Certains chercheurs avisés pensent que l’assassinat de Landouald Ndasingwa et des membres de sa famille peut être l’œuvre du FPR du fait que ce politicien n’était plus d’accord avec la vision de ce mouvement armé. Dans leurs calculs machiavéliques, les hommes du FPR avaient peur que Ndasingwa ne leur dame le pion et se positionne comme le seul leader incontesté des Tutsi de l’intérieur.

Le livre de Ruhigira révèle qu’effectivement, Landouald Ndasingwa en avait marre du FPR, raison pour laquelle il pourrait avoir été probablement dans son collimateur pour ce refus de collaboration. Ruhigira écrit à ce sujet : « Le FPR avait encore une fois magistralement réussi son coup : le Président était accusé d’assassinat, et d’être le responsable du retard dans la mise en place des institutions de transition, et la personnalité qui voulait que les institutions de transition se missent en place sans ingérence du FPR dans la gestion interne des partis éliminée.
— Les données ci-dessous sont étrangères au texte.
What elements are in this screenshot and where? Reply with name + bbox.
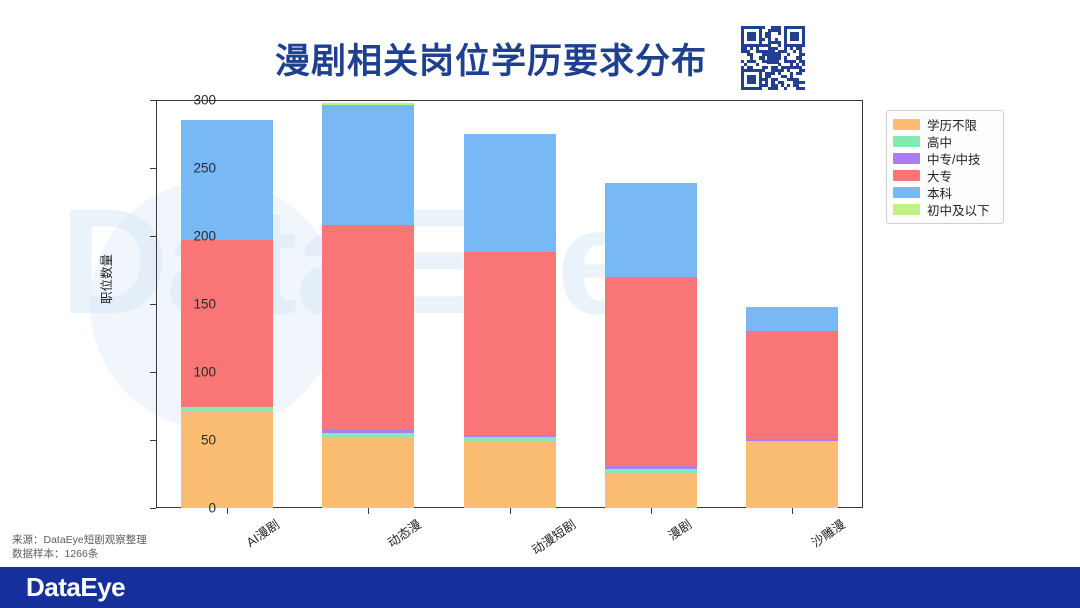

Probablement que la prochaine victime allait être Landouald Ndasingwa, car lui-même commençait à se lasser des ingérences du FPR dans son parti et à qualifier le FPR d’une bande de gens qui ne comprenaient rien aux sensibilités politiques prévalent dans le pays ni au jeu politique en cours consistant à se positionner pour la transition et dans l’après-transition ».

Pour qui veut essayer d’y voir plus clair dans la tragédie rwandaise entre 1990 et 1994, la lecture du livre l’y aiderait grandement.